The motion for a rehearing posed a hypothetical question that cannot be answered consistently with the majority opinion. And the majority do not even attempt to do so. It is — if with a sale of fertilizer that is exempt from the sales tax, 100 stamps are delivered, as in this case, then how can the sales tax for the stamps that are not exempt be collected? What was paid for them? If their delivery is a sale as the majority holds, then the tax officials have a duty to collect the sales tax. The answer of the majority is that it is an administrative problem. But if this court cannot answer, then what can the administrator do? If a declaratory judgment proceeding is brought praying for a declaration of how such sales tax can be ascertained, this court would thereby be confronted with the duty to answer a question for which there is no answer because the premise “sale” is completely absent. It is absent because there was no sale, and if properly faced now, that inescapable fact would be admitted and an affirmance declared.

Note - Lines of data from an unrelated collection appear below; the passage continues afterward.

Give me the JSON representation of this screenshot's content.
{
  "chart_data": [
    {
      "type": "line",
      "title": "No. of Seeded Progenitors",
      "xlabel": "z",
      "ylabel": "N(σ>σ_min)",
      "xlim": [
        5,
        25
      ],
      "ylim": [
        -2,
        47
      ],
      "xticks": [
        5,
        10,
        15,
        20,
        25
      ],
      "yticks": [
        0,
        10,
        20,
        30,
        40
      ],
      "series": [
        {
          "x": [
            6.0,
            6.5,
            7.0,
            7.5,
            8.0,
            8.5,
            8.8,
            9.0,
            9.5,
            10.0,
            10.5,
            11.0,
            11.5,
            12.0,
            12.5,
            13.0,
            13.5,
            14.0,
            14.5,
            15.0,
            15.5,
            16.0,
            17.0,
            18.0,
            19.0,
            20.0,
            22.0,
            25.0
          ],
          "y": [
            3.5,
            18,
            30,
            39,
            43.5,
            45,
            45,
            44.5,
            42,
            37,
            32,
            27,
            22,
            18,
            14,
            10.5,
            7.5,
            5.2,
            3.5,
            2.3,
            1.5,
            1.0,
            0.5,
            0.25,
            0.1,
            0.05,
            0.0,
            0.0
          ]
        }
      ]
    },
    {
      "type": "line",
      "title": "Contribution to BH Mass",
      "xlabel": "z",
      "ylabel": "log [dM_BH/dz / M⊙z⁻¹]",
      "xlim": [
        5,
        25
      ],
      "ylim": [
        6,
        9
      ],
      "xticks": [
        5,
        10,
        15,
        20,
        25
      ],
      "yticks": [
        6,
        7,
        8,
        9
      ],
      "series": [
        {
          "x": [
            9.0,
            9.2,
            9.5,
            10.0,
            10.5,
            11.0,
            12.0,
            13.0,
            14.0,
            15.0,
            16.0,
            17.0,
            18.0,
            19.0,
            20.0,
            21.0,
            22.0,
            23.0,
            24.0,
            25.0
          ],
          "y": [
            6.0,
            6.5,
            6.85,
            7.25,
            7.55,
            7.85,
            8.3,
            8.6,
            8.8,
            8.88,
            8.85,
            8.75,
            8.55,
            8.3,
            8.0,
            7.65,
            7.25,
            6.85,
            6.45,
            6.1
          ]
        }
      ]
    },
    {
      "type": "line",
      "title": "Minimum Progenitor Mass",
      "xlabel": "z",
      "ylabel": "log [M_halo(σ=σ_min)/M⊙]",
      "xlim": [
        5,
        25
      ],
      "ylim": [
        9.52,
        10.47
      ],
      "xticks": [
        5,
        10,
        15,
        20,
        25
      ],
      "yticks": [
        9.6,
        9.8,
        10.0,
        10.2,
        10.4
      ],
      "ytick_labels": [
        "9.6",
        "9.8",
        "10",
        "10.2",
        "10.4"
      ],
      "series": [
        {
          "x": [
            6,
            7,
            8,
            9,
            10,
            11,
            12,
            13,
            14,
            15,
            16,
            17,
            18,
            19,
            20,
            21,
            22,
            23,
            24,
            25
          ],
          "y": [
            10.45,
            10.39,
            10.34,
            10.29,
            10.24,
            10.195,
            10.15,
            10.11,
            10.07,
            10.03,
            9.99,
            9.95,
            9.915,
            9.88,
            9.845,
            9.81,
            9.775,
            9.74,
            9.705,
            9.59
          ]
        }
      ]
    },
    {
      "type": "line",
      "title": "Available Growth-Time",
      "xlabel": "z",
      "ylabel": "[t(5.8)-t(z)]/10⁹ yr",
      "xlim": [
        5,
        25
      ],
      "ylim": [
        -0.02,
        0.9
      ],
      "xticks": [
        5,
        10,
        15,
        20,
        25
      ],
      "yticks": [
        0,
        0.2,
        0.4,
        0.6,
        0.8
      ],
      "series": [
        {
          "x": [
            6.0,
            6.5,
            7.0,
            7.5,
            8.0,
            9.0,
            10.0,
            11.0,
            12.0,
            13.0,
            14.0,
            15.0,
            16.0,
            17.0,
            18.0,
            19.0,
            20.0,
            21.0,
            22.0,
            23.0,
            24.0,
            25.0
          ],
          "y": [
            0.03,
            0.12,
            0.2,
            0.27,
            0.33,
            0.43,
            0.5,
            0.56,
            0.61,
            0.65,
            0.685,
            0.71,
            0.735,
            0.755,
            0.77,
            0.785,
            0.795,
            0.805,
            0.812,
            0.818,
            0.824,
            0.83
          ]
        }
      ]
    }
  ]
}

For these reasons I dissent, and I feel that the public interest has not been served by this decision which thus confuses the tax law. I can only extend my sympathy to the tax officials who are charged with a public duty to collect sales tax who are by this decision forced to face an insoluble dilemma. They would be justified in tossing it back in a proper case to this court which created it and thereby force an answer, if that is possible, or an admission that there is no answer.